Loved ones really can take on what you're going through if they're not careful or if they're taking your surgery particularly hard. Important to be delicate and empathetic in these situations, but also to be honest.
 
My family has had its share of bizarre medical emergencies (my sister has had bacterial meningitis and a UTI that progressed to sepsis, and my father had mysterious pancreatitis that turned into a massive necrotic cyst and three or four month long hospital say), so everyone was very supportive and eager to help. My mother wanted to fly down for my AVR secondary to endocarditis, even though my 84 year-old father was sick at the same time and they were in the process of moving. I had to talk her out of it! My sister came down and was very business-like and supportive, asking the doctor all the right questions.

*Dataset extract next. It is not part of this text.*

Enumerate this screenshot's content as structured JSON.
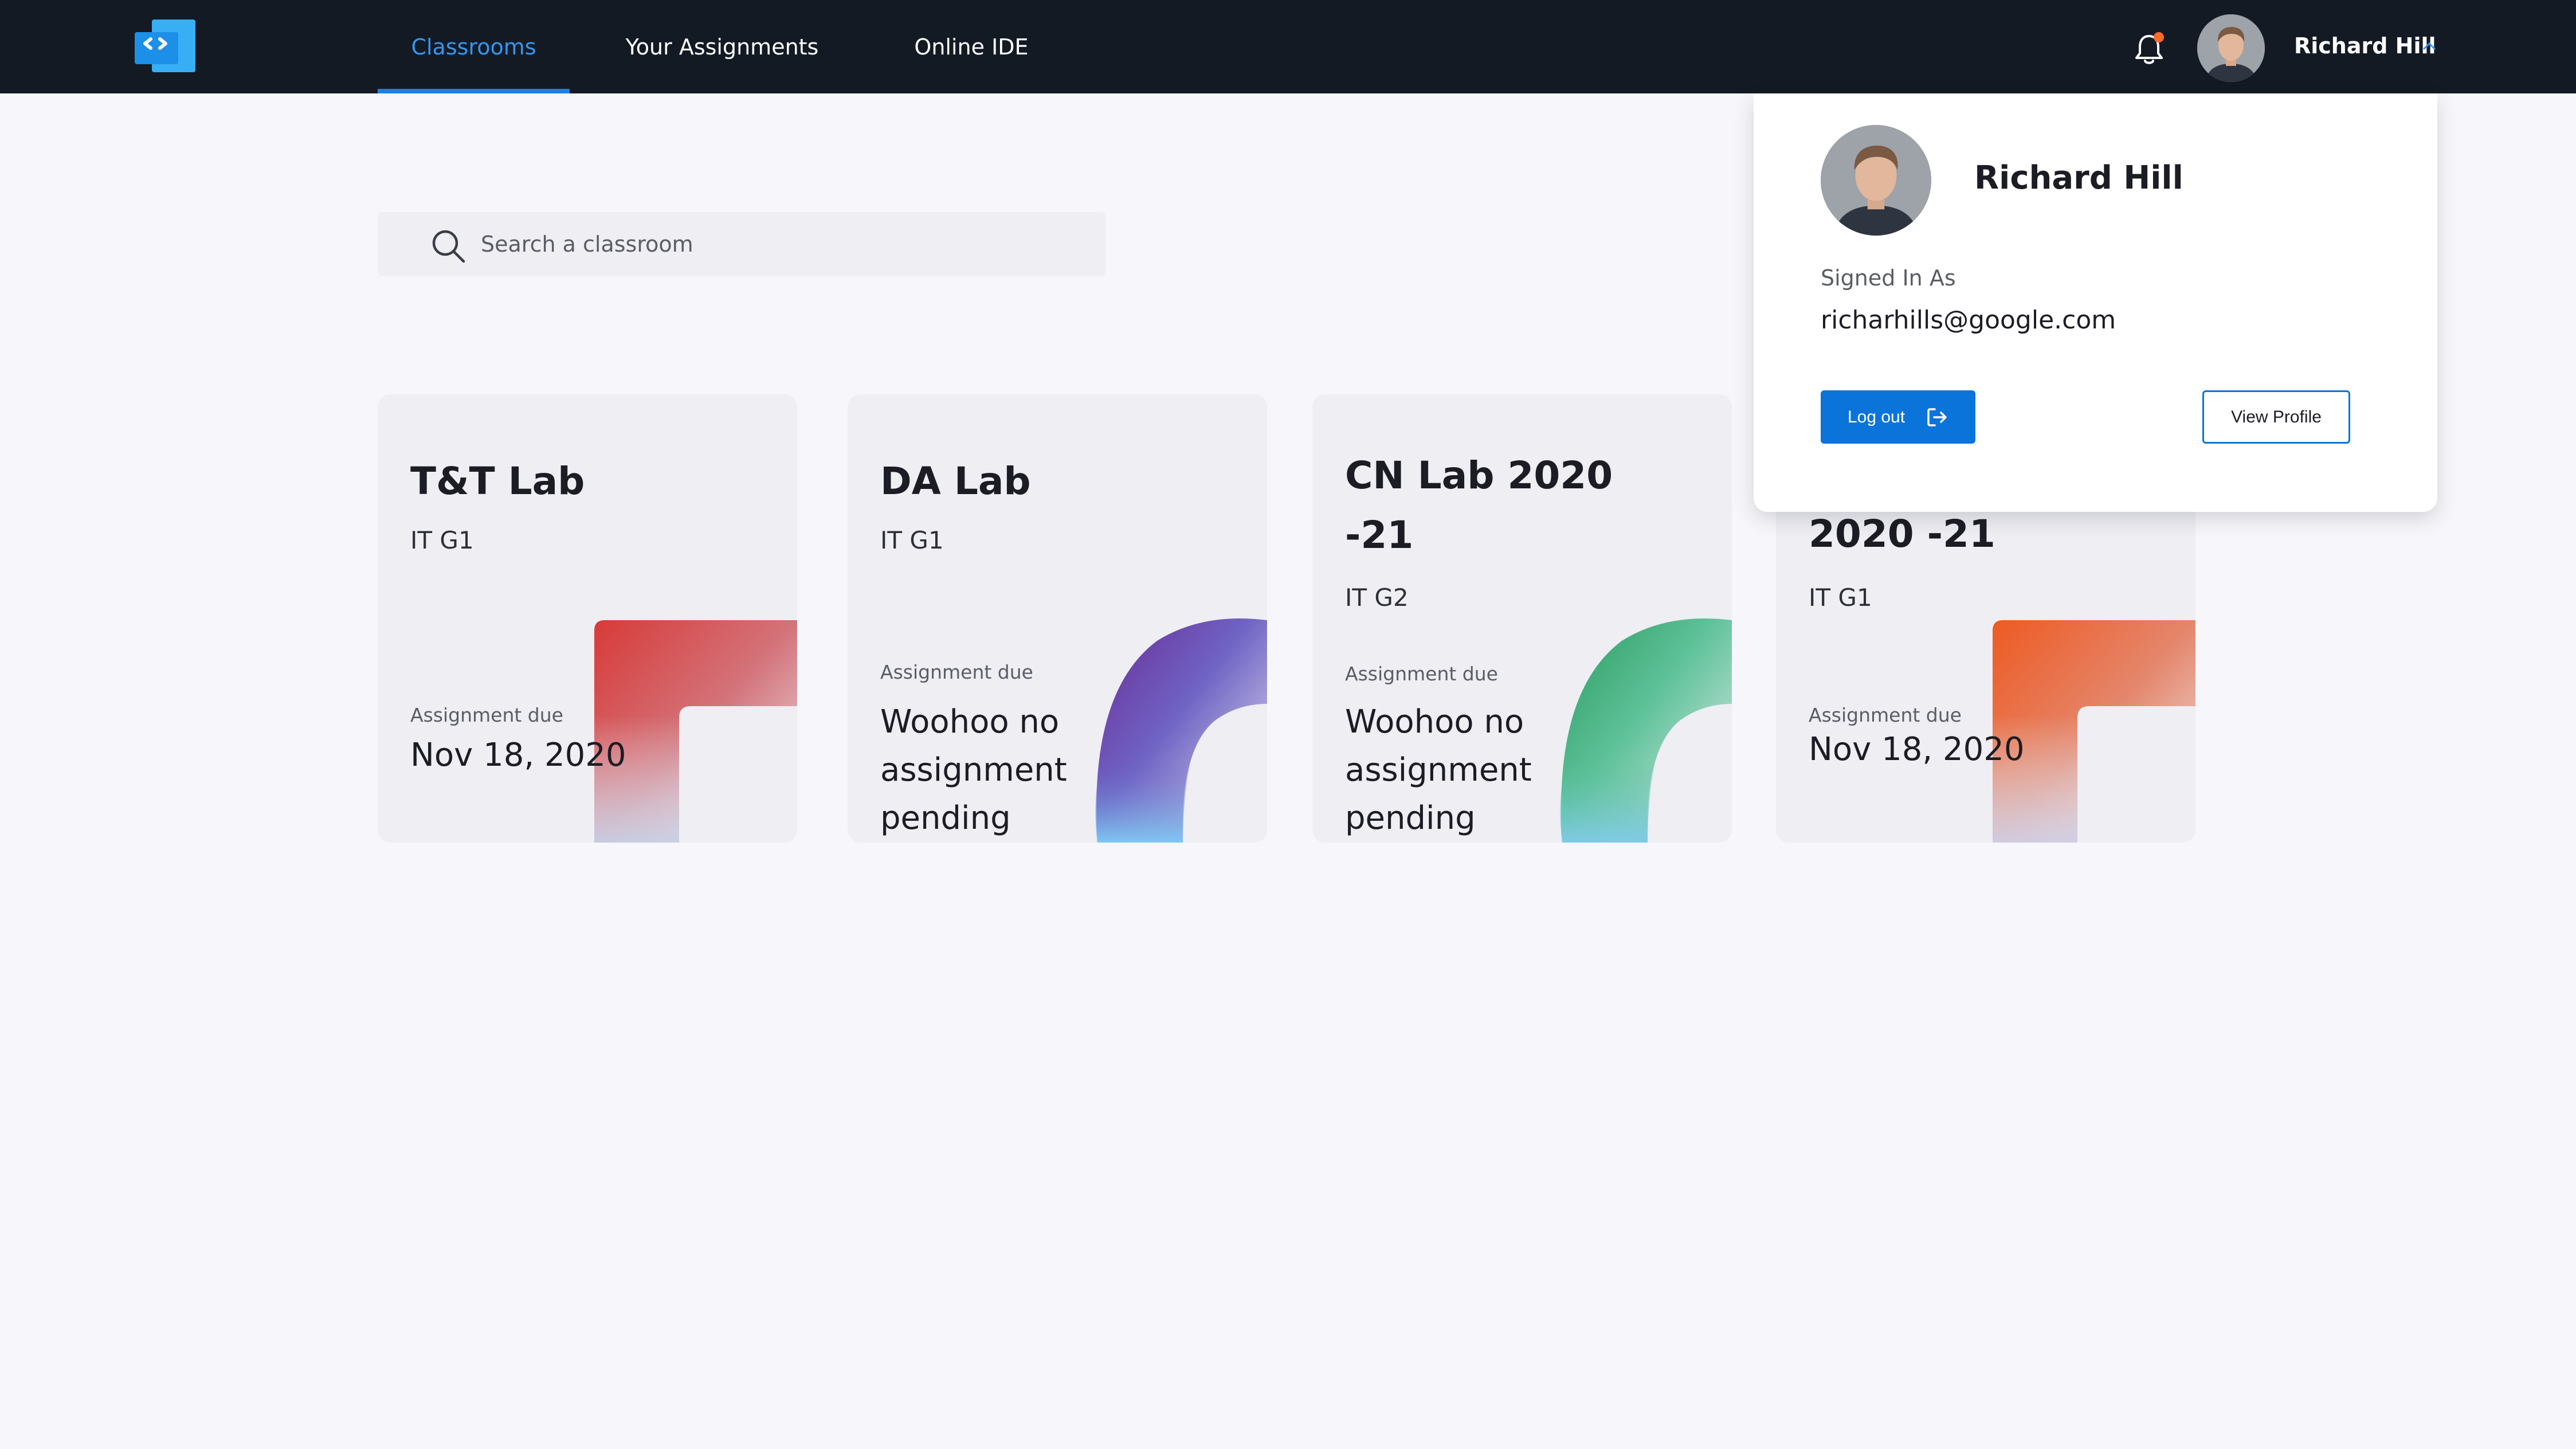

The woman I was dating at the time did not take it well, however. She was very supportive, trying to ask the doctor all the right questions, and it began to wear on her to the point that she had panic attacks, resentment that she had to help me around, etc. I had to basically be her therapist post-surgery while I was in the ICU. And then she started to become afraid she had heart issues, seeing doctors serially, concerned that she had heart failure, kidney failure, etc., lashing out if I suggested she trust her doctors. It was a bad scene, and I'm not sure I handled it well on my end. I became exasperated with what I perceived to be hypochondria triggered by my own illness - hypochondria I was trying to avoid by being grateful to be alive, grateful for my life. She was so anxious she started to develop chronic heartburn, curtailed her diet till she was basically eating rice, eggs, and pasta, stopped taking her meds. I wish in retrospect that I had been more patient, but I was less than a year out from my own surgery and dealing with the fallout from that. I was, after all, the one who had mysteriously contracted endocarditis and had AVR, not her.

Loved ones really can take on what you're going through if they're not careful or if they're taking your surgery particularly hard. Important to be delicate and empathetic in these situations, but also to be honest.
Exactly! If anything positive came out of my round one it was that my family is much more in-tune with their bodies and not discouraged from seeing medical help when suspicious. If I hadn't followed up on some very minor symptoms prior to aneurysm surgery I would not be on this planet right now. Thank you for sharing.